In 1938, Technicolor founder Herbert Kalmus spoke about the history of color in film: Technicolor Adventures in Cinemaland
(via Sound and Color). It was intriguing, although unsurprising, to read of the many technical hurdles to introducing color in film; however, I had never realized that were objections by some to the aesthetic value of color.

When Douglas Fairbanks sought to film The Black Pirate in color, he spoke about the resistance in the industry to this new technology: “This ingredient has been tried and rejoined countless times. It has always met overwhelming objections. Not only has the process of color motion picture photography never been properly developed, but there has been a grave doubt whether, even properly developed, it could be applied without detracting more than it added to the motion picture technic. The argument has been that it would tire and distract the eye, take attention from acting and facial expression, blur and confuse the action. In short it has been felt that it would militate against the simplicity and directness which motion pictures derive from the unobtrusive black and white. These conventional doubts have been entertained, I think, because, no one has taken the trouble to dissipate them. A similar objection was raised, no doubt, when the innovation of scenery was introduced on the English stage-that it would distract attention from the actors. Personally I could not imagine piracy without color….” Later when Technicolor had significantly advanced the process of shooting and developing color films, they sought to try it with cartoons and “were told cartoons were good enough in black and white.”

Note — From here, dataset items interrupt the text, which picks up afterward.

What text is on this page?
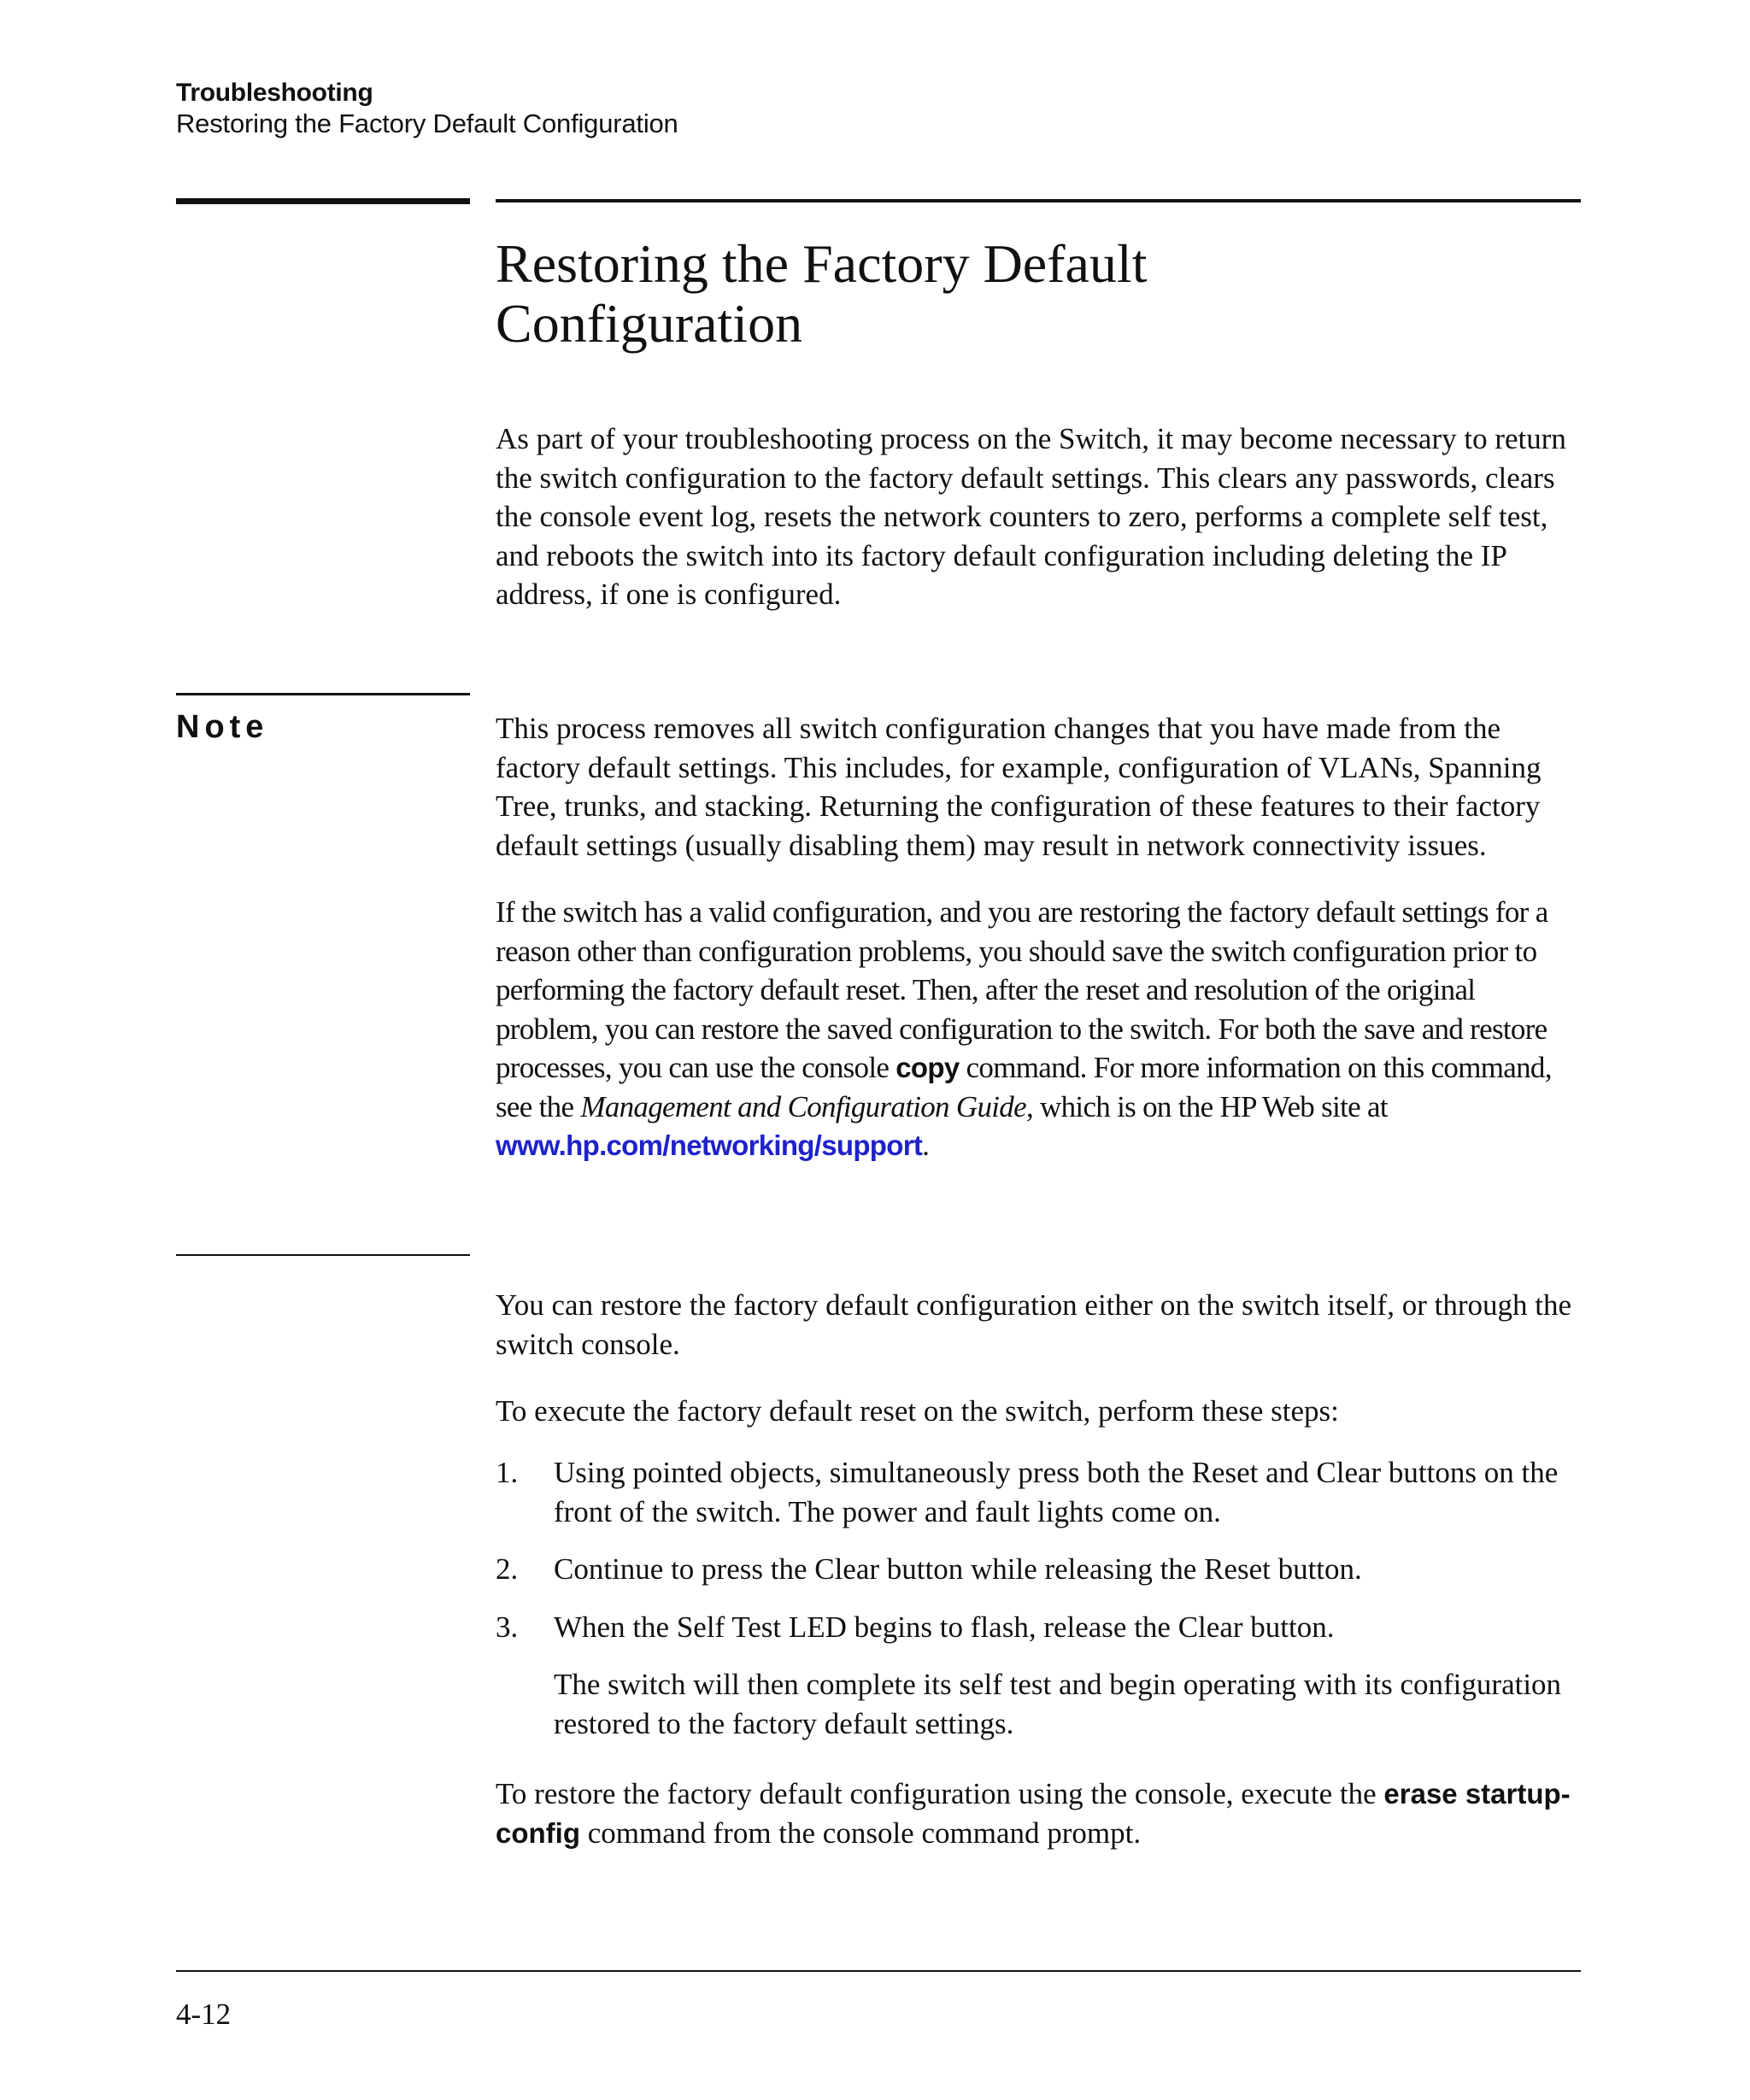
Troubleshooting
Restoring the Factory Default Configuration
Restoring the Factory Default
Configuration

As part of your troubleshooting process on the Switch, it may become necessary to return the switch configuration to the factory default settings. This clears any passwords, clears the console event log, resets the network counters to zero, performs a complete self test, and reboots the switch into its factory default configuration including deleting the IP address, if one is configured.

Note	This process removes all switch configuration changes that you have made from the factory default settings. This includes, for example, configuration of VLANs, Spanning Tree, trunks, and stacking. Returning the configuration of these features to their factory default settings (usually disabling them) may result in network connectivity issues.

If the switch has a valid configuration, and you are restoring the factory default settings for a reason other than configuration problems, you should save the switch configuration prior to performing the factory default reset. Then, after the reset and resolution of the original problem, you can restore the saved configuration to the switch. For both the save and restore processes, you can use the console copy command. For more information on this command, see the Management and Configuration Guide, which is on the HP Web site at www.hp.com/networking/support.

You can restore the factory default configuration either on the switch itself, or through the switch console.

To execute the factory default reset on the switch, perform these steps:

1. Using pointed objects, simultaneously press both the Reset and Clear buttons on the front of the switch. The power and fault lights come on.
2. Continue to press the Clear button while releasing the Reset button.
3. When the Self Test LED begins to flash, release the Clear button.
The switch will then complete its self test and begin operating with its configuration restored to the factory default settings.

To restore the factory default configuration using the console, execute the erase startup-config command from the console command prompt.

4-12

Eventually, of course, they found success with color. Yet despite box office success, studios were still wary of the increase in cost. Kalmus would tell producers: “‘You have all seen Disney’s Funny Bunnies; you remember the huge rainbow circling across the screen to the ground and you remember the Funny Bunnies drawing the color of the rainbow into their paint pails and splashing the Easter eggs. You all admit that it was marvelous entertainment. Now I will ask you how much more did it cost Mr. Disney to produce that entertainment in color than it would have in black and white?’ The answer is; of course, that it could not be done at any cost in black and white.”

The technology was new, but so was the whole concept of color in movies. Technicolor provided not only the mechanical service of providing cameras and printing, but also trained cameramen in lighting and consulted in “color control”, which included deciding color composition of sets, choosing materials and costumes, and even the detailed advanced planning by “writing a color score after the manner in which the musical score is written.”

Kalmus makes a good point that applies to any new technology — it needs to go beyond novelty and really support the whatever endeavor it is applied to. “In the last analysis we are creating and selling entertainment. The play is the thing. You cannot make a poor story good by sound, by color, or by any other device or embellishment. But you can make a good story better.”